Wheat futures again drifted for the third session in a row now after last week’s spike high, as players in the market seem to be producing rumors that Argentine wheat imports are possible into the SE US given last week’s sharp rally. Whether those rumors develop or not, what’s more important is that rain arrives as forecasted into the southern plains of the US. This Friday’s First Notice Day is weighing on old crop corn and wheat values. In a friendly atmosphere, the grain market would tend to bottom by Thursday and firm up when you flip the calendar over into March.

Crop outlooks across South America are starting to diverge. Some analysts are trimming yield expectations, yet overall production prospects remain sizable, particularly for Brazil’s soybean crop. Market attention is also shifting toward crop quality in Brazil, as persistent rains appear to have reduced oil content and protein levels in portions of the harvest. Argentina continues to deal with hot, dry weather, though most forecasters have been slow to make meaningful reductions to production estimates.

Tariff rhetoric has eased following the recent Supreme Court ruling, with limited pushback from global trade partners outside of the European Union. A few US companies, including FedEx, have begun pursuing legal action seeking reimbursement for previously collected tariff costs. For now, the dominant influence on trade appears to be month-end position balancing rather than any major shift in fundamentals.
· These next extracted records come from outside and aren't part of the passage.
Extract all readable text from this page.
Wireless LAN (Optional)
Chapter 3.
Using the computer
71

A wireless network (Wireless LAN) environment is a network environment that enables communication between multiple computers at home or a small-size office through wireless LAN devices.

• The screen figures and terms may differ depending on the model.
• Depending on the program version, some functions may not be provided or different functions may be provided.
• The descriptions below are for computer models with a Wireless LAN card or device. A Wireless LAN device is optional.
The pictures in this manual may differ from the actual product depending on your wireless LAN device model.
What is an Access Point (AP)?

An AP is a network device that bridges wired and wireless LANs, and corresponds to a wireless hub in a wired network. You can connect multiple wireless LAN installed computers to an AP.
Yesterday’s mild strength in the cattle trade may be checked this morning, as Pres. Trump did bring up cattle prices in last night’s State of the Union address, saying that prices were softening with a weaker outlook. Is it possible that there is a discussion of more imports in the background, along with the potential of a slow border opening from Mexico? Especially after Mexico allowed the US to help identify/locate and take out the key drug kingpin over the weekend.
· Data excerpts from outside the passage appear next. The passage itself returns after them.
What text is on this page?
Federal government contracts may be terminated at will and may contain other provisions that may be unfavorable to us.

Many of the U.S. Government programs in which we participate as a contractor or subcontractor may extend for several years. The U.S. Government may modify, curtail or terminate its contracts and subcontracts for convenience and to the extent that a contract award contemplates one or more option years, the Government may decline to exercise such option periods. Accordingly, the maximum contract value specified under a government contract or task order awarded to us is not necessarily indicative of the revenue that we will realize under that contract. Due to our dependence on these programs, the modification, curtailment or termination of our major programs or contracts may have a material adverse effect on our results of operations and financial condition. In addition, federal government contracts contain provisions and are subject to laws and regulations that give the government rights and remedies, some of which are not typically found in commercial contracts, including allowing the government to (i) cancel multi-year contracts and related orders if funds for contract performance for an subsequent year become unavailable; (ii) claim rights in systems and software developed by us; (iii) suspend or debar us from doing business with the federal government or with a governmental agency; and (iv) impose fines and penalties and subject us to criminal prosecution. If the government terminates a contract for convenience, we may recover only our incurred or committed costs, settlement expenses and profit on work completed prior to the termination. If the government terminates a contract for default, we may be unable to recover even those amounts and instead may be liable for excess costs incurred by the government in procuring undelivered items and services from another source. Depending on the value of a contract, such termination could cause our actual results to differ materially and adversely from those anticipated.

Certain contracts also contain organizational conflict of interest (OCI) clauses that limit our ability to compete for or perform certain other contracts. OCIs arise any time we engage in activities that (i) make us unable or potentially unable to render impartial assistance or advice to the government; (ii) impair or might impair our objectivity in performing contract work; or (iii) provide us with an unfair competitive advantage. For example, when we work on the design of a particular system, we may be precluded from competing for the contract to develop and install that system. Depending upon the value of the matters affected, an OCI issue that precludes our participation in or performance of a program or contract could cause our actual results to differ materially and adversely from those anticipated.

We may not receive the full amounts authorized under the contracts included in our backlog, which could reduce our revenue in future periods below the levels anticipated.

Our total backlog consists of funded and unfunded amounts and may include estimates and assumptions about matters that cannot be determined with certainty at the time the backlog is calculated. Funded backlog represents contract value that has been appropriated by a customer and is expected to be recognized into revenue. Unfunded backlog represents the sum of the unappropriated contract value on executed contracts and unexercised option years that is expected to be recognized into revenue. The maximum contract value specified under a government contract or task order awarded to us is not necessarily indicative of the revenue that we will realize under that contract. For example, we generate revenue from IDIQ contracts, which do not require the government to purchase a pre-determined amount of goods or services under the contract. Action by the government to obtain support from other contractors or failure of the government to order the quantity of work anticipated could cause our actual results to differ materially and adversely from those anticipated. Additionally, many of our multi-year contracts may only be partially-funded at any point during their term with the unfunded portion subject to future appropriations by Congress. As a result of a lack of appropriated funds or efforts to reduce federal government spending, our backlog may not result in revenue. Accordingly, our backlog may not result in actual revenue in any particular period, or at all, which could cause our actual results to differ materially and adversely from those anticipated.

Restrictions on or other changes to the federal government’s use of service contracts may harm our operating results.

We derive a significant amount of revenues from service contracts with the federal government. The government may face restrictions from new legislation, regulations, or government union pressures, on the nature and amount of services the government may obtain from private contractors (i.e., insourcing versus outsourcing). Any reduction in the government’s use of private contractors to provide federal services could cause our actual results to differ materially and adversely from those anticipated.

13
Yesterday’s cash feeder index softened by $0.30 and is at $275.41, a considerable premium to the March contract. When you look at the calendar, March feeders do not have to be aligned for another 30 days. Yesterday’s cutout values were explosive, with choice up $8.21 at $377.43, and select gained $1.70 $366.01. Yesterday, feeder cattle closed technically weak, as the gain was not enough to offset the damage from weakness on Friday and Monday. Failure for April feeders to close back above 363.50 puts them at risk of liquidation. April cattle have initial support at 238, but if they experience heavy selling, the next major support level is 234.